Durban, Pam Rosa
In a Faulknerian way, Durban tries new ways of communicating timeless and impressive experiments in storytelling.
Novelist, short story writer, educator. Durban was born in Aiken, South Carolina on March 4, 1947, the daughter of Frampton Wyman Durban, a real estate appraiser, and Maria Hertwig. The writer grew up in Aiken, where her family has lived for generations. In the family tradition, she attended a Catholic grade school, St. Mary Help of Christians. She left Aiken to attend the University of North Carolina, Greensboro, where she earned her bachelor’s degree in 1969.
In the 1970s she wrote as a freelancer for Osceola, a newspaper published by people associated with Clemson University, followed by a stint as a contributing editor for the Atlanta Gazette (1974–1975). In Atlanta she taped interviews with women in a textile mill community and published them as Cabbagetown Families (1976). Portions of the book were made into a play called Cabbagetown: Three Women. She attended the Writers’ Workshop at the University of Iowa, from which she received her M.F.A. in 1979. On June 18, 1983, she married Frank H. Hunter, a photographer. Their son, Wylie, was born in July 1987, and she received a Whiting Writer’s Award the same year. She was a founding editor of the magazine Five Points and served as its fiction editor from 1996 to 2001. Durban has taught creative writing at the University of New York at Geneseo (1979–1980), Murray State (1980–1981), Ohio University at Athens (1981–1986), and Georgia State University (1986–2001), where she was awarded an NEA Fellowship in 1998. In 2001 she became the Doris Betts Distinguished Professor of Creative Writing at the University of North Carolina at Chapel Hill.
Throughout the early 1980s Durban published short stories in periodicals, and in 1985 she collected seven of them in All Set about with Fever Trees, and Other Stories. The well-received tales are mostly set in the South, and the South Carolina roots are evident. In a Faulknerian way, Durban tries new ways of communicating timeless and impressive experiments in storytelling. The Laughing Place (1993), her first novel, is a stylistic triumph with its graceful and poetical narrative voice. It is a story about a woman who returns to her hometown in South Carolina to learn about her birthplace, her father’s life, and the family secrets. The novel is a major statement on the southern obsession with the past.
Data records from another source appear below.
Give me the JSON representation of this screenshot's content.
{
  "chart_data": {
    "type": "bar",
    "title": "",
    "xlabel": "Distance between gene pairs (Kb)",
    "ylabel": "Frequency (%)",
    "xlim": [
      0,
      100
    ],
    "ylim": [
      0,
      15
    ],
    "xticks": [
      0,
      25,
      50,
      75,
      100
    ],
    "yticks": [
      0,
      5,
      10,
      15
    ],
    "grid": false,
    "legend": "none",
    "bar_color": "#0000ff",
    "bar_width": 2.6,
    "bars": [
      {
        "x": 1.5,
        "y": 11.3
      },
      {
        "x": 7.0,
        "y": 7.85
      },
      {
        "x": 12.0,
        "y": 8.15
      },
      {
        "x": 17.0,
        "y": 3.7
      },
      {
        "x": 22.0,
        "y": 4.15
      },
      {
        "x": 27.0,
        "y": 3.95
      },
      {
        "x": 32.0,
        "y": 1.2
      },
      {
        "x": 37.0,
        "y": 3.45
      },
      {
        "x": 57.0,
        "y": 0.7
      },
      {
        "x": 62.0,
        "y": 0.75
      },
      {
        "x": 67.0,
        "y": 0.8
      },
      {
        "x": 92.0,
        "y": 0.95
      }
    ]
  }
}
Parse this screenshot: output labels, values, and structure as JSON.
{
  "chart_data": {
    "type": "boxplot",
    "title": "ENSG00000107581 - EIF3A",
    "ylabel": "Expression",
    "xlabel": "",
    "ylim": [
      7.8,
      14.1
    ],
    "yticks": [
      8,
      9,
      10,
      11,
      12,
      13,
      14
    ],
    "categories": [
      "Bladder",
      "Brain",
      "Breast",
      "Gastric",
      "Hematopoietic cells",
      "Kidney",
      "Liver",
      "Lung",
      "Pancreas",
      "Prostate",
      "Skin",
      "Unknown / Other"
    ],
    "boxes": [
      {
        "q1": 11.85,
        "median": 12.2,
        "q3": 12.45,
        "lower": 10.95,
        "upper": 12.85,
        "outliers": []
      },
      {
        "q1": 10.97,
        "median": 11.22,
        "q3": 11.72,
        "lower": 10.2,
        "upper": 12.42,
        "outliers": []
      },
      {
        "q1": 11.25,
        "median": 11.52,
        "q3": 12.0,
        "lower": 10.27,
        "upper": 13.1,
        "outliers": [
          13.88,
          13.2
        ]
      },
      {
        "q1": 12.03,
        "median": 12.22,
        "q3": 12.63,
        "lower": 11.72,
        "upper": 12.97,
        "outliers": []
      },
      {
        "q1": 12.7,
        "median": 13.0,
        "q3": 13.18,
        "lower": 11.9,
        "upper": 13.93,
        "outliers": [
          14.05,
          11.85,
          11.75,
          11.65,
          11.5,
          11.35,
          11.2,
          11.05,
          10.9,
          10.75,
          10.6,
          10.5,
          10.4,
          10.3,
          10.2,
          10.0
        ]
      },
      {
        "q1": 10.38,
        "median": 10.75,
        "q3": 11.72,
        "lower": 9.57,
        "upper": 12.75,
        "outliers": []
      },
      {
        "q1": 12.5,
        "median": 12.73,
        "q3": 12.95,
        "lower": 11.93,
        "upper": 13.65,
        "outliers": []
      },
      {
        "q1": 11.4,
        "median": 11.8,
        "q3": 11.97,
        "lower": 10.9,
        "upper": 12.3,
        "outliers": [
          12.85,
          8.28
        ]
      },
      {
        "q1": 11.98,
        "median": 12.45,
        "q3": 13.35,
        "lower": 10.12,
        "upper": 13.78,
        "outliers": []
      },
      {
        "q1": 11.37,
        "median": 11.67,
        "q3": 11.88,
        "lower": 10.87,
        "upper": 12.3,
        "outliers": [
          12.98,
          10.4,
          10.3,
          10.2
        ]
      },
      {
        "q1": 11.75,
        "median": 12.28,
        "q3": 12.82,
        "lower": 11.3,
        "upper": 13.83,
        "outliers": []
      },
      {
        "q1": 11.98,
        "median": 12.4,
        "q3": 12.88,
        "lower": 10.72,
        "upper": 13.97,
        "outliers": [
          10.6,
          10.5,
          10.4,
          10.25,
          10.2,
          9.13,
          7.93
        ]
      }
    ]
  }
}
On the publication of her second novel, So Far Back (2000), Durban said: “I’ve been influenced by my upbringing in all sorts of ways, and I became especially aware of that when I was writing So Far Back. That book deals with what I see as some fundamental South Carolina attitudes, and I realized as I was writing it that I’m very conversant with them all.” The novel is about the last descendant of an old Charleston family and her life up to 1989. Through the diary of an ancestor from the 1830s (with an emphasis on 1837), she discovers how her life is entangled in the family history. For that outstanding novel, Durban was awarded the Lillian Smith Award for Fiction.
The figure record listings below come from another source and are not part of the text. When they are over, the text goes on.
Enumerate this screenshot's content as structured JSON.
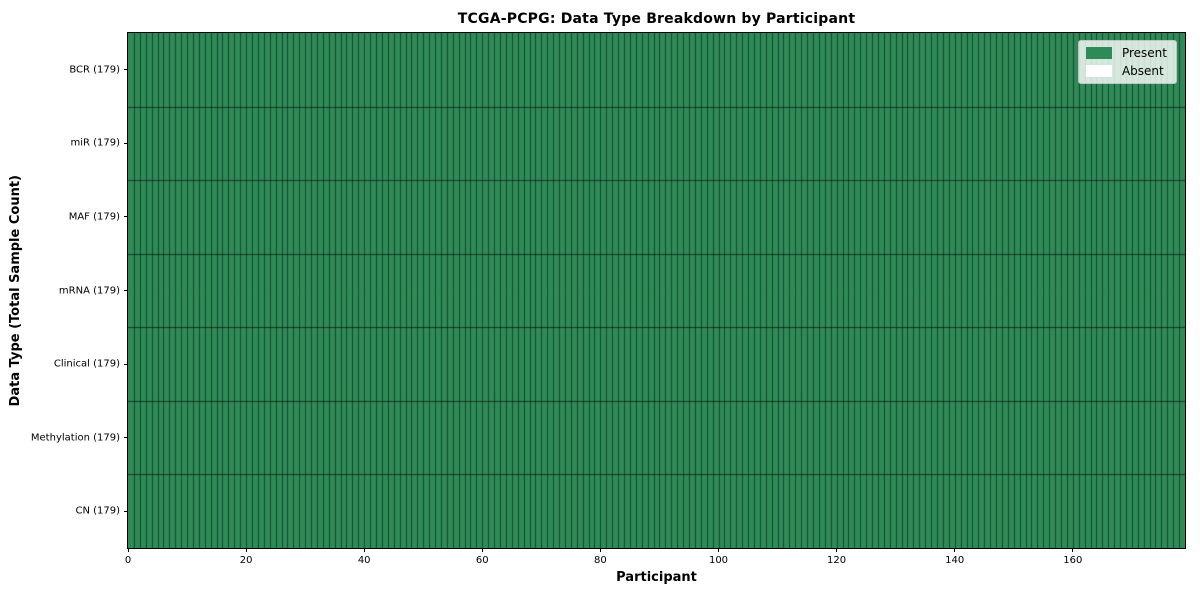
{
  "chart_data": {
    "type": "heatmap",
    "title": "TCGA-PCPG: Data Type Breakdown by Participant",
    "xlabel": "Participant",
    "ylabel": "Data Type (Total Sample Count)",
    "x_range": [
      0,
      179
    ],
    "x_ticks": [
      0,
      20,
      40,
      60,
      80,
      100,
      120,
      140,
      160
    ],
    "n_participants": 179,
    "rows": [
      {
        "label": "BCR (179)",
        "data_type": "BCR",
        "total_samples": 179,
        "present_count": 179,
        "absent_count": 0
      },
      {
        "label": "miR (179)",
        "data_type": "miR",
        "total_samples": 179,
        "present_count": 179,
        "absent_count": 0
      },
      {
        "label": "MAF (179)",
        "data_type": "MAF",
        "total_samples": 179,
        "present_count": 179,
        "absent_count": 0
      },
      {
        "label": "mRNA (179)",
        "data_type": "mRNA",
        "total_samples": 179,
        "present_count": 179,
        "absent_count": 0
      },
      {
        "label": "Clinical (179)",
        "data_type": "Clinical",
        "total_samples": 179,
        "present_count": 179,
        "absent_count": 0
      },
      {
        "label": "Methylation (179)",
        "data_type": "Methylation",
        "total_samples": 179,
        "present_count": 179,
        "absent_count": 0
      },
      {
        "label": "CN (179)",
        "data_type": "CN",
        "total_samples": 179,
        "present_count": 179,
        "absent_count": 0
      }
    ],
    "legend": {
      "position": "upper right",
      "entries": [
        {
          "label": "Present",
          "color": "#2e8b57"
        },
        {
          "label": "Absent",
          "color": "#ffffff"
        }
      ]
    },
    "grid": true,
    "colors": {
      "present": "#2e8b57",
      "absent": "#ffffff",
      "grid_line": "rgba(0,0,0,0.5)",
      "row_separator": "rgba(0,0,0,0.6)",
      "spine": "#000000"
    }
  }
}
In The Tree of Forgetfulness (2012), her third novel, Durban focuses on the racially motivated killings of the Lowmans, one woman and two men, who were dragged out of jail by a mob and shot in Aiken County, South Carolina, on Oct. 8, 1926. The case was highlighted with thirty front-page stories in the New York World. The novel moves between 1926 and 1943 in order to show the secrecy, the lingering complicity, the denial, and the slow erasure of the murders from the communal memory. In her creation of the right characters, Durban manages to flesh out the haunting past in convincing detail, so it becomes an essential part of our mental make-up today: would we, if we were there as one of the seventeen complicit in the mob violence, have actively participated, have felt guilty, and have tried to forget? Durban excels in small town satire, particularly through Minnie Settles, the help, and “the curious grandchild,” who could be a portrait of the author herself.
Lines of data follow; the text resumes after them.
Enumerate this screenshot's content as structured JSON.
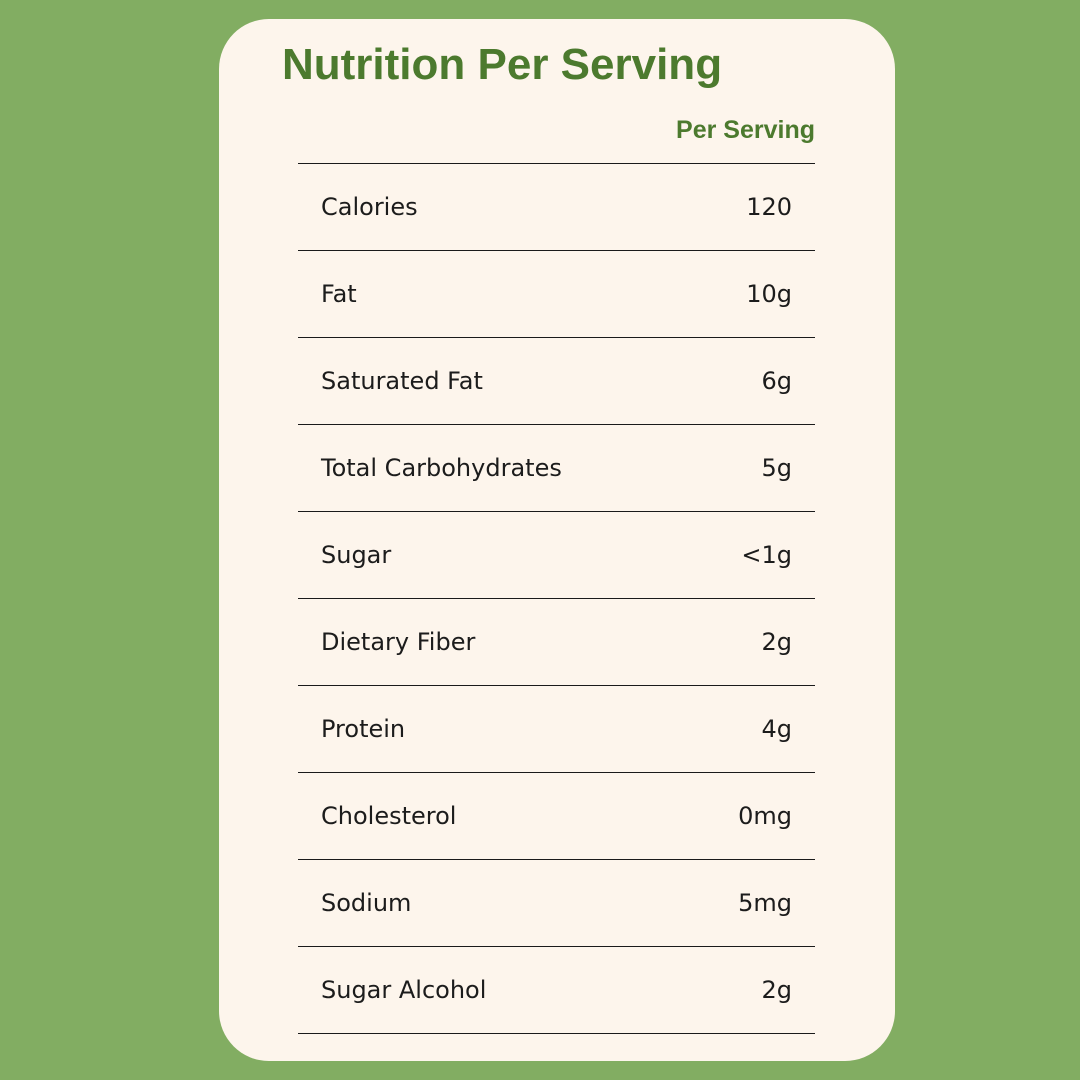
{
  "title": "Nutrition Per Serving",
  "column_header": "Per Serving",
  "colors": {
    "background": "#82ad62",
    "card": "#fdf5ec",
    "accent": "#4c7a2e",
    "text": "#1c1c1c"
  },
  "rows": [
    {
      "label": "Calories",
      "value": "120"
    },
    {
      "label": "Fat",
      "value": "10g"
    },
    {
      "label": "Saturated Fat",
      "value": "6g"
    },
    {
      "label": "Total Carbohydrates",
      "value": "5g"
    },
    {
      "label": "Sugar",
      "value": "<1g"
    },
    {
      "label": "Dietary Fiber",
      "value": "2g"
    },
    {
      "label": "Protein",
      "value": "4g"
    },
    {
      "label": "Cholesterol",
      "value": "0mg"
    },
    {
      "label": "Sodium",
      "value": "5mg"
    },
    {
      "label": "Sugar Alcohol",
      "value": "2g"
    }
  ]
}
Durban is working on a book of nonfiction, primarily of a biographical nature, of which the sections “The Old King,” “Veterans,” “Clocks,” and “A Southern Story” have already been published. She is also completing her second collection of short stories, tentatively titled “Soon” and Other Stories, which includes the award-winning title story and the highly praised stories “Gravity” and “The Jap Room.”
Gretlund, Jan Nordby. “Lines Out across the Gap: An Interview with Pam Durban.” American Studies in Scandinavia 38, no. 2 (2006): 104–9.
–––. “Pam Durban: So Far Back.” Still in Print: The Southern Novel Today. Ed. Jan Nordby Gretlund. Columbia: University of South Carolina Press, 2010: 58–72.
Reid, Cheryl. “Making Fictions: An Interview with Pam Durban.” Carolina Quarterly 52 (summer 2000): 61–77.